Ziyu Shan,Yujie Zhang,Yipeng Liu,Yiling Xu
2024-11-13
Abstract:No-Reference Point Cloud Quality Assessment (NR-PCQA) aims to objectively assess the human perceptual quality of point clouds without relying on pristine-quality point clouds for reference. It is becoming increasingly significant with the rapid advancement of immersive media applications such as virtual reality (VR) and augmented reality (AR). However, current NR-PCQA models attempt to indiscriminately learn point cloud content and distortion representations within a single network, overlooking their distinct contributions to quality information. To address this issue, we propose DisPA, a novel disentangled representation learning framework for NR-PCQA. The framework trains a dual-branch disentanglement network to minimize mutual information (MI) between representations of point cloud content and distortion. Specifically, to fully disentangle representations, the two branches adopt different philosophies: the content-aware encoder is pretrained by a masked auto-encoding strategy, which can allow the encoder to capture semantic information from rendered images of distorted point clouds; the distortion-aware encoder takes a mini-patch map as input, which forces the encoder to focus on low-level distortion patterns. Furthermore, we utilize an MI estimator to estimate the tight upper bound of the actual MI and further minimize it to achieve explicit representation disentanglement. Extensive experimental results demonstrate that DisPA outperforms state-of-the-art methods on multiple PCQA datasets.
Computer Vision and Pattern Recognition
What problem does this paper attempt to address?

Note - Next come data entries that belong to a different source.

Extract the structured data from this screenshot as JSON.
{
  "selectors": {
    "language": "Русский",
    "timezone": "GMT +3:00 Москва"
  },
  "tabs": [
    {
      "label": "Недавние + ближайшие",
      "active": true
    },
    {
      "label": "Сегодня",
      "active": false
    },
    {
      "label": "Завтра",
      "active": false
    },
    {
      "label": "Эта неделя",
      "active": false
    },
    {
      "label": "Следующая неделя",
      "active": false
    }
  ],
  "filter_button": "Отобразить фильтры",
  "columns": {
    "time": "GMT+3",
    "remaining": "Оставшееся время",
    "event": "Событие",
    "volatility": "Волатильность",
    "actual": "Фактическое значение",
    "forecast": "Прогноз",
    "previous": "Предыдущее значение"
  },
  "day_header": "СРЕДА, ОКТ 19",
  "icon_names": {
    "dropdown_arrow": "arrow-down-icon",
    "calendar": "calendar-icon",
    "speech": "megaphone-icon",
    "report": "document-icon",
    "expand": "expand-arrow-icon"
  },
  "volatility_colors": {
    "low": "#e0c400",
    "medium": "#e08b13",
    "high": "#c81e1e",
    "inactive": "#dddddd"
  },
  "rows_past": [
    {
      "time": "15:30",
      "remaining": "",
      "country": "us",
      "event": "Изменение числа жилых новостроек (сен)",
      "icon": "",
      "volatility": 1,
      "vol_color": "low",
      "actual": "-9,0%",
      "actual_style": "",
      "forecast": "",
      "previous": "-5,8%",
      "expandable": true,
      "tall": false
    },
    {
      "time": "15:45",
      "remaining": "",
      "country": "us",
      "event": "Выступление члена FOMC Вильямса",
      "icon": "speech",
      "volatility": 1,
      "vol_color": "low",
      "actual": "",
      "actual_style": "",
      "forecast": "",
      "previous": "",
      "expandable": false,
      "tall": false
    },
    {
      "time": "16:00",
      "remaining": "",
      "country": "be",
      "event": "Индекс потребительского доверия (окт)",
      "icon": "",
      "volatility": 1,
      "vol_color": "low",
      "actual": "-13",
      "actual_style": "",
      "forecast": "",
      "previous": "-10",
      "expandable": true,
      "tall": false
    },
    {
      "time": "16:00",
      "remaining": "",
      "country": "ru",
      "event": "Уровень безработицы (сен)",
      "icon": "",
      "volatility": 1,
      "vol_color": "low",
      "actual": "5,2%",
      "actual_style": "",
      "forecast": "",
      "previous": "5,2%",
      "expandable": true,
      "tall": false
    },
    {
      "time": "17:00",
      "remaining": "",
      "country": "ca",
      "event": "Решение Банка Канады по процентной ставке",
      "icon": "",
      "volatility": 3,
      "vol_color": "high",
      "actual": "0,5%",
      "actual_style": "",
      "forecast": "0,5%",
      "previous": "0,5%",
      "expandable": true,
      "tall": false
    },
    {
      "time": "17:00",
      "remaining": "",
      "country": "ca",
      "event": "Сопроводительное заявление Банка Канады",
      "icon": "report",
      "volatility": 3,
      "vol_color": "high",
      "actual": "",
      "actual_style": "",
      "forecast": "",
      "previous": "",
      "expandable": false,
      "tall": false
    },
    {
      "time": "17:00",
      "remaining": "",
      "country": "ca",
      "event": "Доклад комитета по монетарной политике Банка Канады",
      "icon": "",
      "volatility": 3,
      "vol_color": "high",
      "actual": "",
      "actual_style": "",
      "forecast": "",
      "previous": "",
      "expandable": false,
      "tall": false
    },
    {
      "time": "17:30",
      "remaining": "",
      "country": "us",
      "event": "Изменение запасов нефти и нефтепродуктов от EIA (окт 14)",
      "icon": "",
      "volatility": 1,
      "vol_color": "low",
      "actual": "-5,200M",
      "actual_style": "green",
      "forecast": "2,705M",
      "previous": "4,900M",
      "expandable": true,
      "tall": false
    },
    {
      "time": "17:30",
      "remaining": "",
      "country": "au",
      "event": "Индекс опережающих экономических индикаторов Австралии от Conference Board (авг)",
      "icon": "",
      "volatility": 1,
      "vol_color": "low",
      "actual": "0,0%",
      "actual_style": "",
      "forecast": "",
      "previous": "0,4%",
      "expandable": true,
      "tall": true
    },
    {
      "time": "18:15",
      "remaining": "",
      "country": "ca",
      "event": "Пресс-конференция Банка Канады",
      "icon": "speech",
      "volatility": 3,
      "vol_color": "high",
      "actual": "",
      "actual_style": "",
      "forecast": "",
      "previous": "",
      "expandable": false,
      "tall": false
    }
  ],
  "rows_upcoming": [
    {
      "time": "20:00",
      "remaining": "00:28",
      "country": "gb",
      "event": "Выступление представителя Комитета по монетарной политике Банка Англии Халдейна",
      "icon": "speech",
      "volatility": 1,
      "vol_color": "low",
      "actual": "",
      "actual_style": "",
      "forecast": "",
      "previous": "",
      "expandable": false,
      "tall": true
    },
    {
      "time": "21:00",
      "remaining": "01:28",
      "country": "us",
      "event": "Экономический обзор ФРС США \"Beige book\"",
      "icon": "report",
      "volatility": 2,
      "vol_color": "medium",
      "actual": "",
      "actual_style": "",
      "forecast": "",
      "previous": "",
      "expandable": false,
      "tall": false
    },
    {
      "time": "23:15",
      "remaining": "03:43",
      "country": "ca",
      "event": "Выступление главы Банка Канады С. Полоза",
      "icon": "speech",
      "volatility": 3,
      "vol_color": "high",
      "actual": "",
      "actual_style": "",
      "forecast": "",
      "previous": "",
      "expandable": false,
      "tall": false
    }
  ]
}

### What problem does this paper attempt to solve? This paper aims to solve the representation learning problem in No - Reference Point Cloud Quality Assessment (NR - PCQA). Specifically, the goal of NR - PCQA is to objectively evaluate the perceptual quality of point clouds without the original high - quality point cloud as a reference. With the rapid development of immersive media applications (such as virtual reality and augmented reality), this problem is becoming increasingly important. However, existing NR - PCQA models have the following problems when learning point cloud content and distortion representations: 1. **Single network structure**: Most existing methods attempt to learn the representations of point cloud content and distortion simultaneously in a single network, ignoring their different contributions to quality information. 2. **Feature entanglement**: Since point cloud content and distortion patterns are highly entangled in the representation space, the model performance is limited. 3. **Data imbalance**: The high - dimensional nature of point cloud content makes it very difficult to learn its representation, and existing PCQA datasets are very limited in terms of content, which is prone to overfitting. To solve these problems, the authors propose a new decoupled representation learning framework called DisPA (Disentangled Perceptual Assessment), which separates the representations of point cloud content and distortion by minimizing mutual information (MI). The main contributions of DisPA include: - **Two - branch structure**: Two independent encoders are used to learn the representations of point cloud content and distortion respectively. - **Pre - training strategy**: The content - aware encoder is pre - trained by a masked auto - encoding strategy to capture semantic information. - **Local distortion map generation**: Local distortion maps are generated by mesh sampling, forcing the distortion - aware encoder to focus on low - level distortion patterns. - **MI regularization**: A mutual information estimator is used to estimate and minimize the mutual information between content and distortion representations, achieving explicit representation decoupling. Through these methods, DisPA can achieve better performance than existing methods on multiple PCQA datasets and better follow the perceptual mechanism of the human visual system.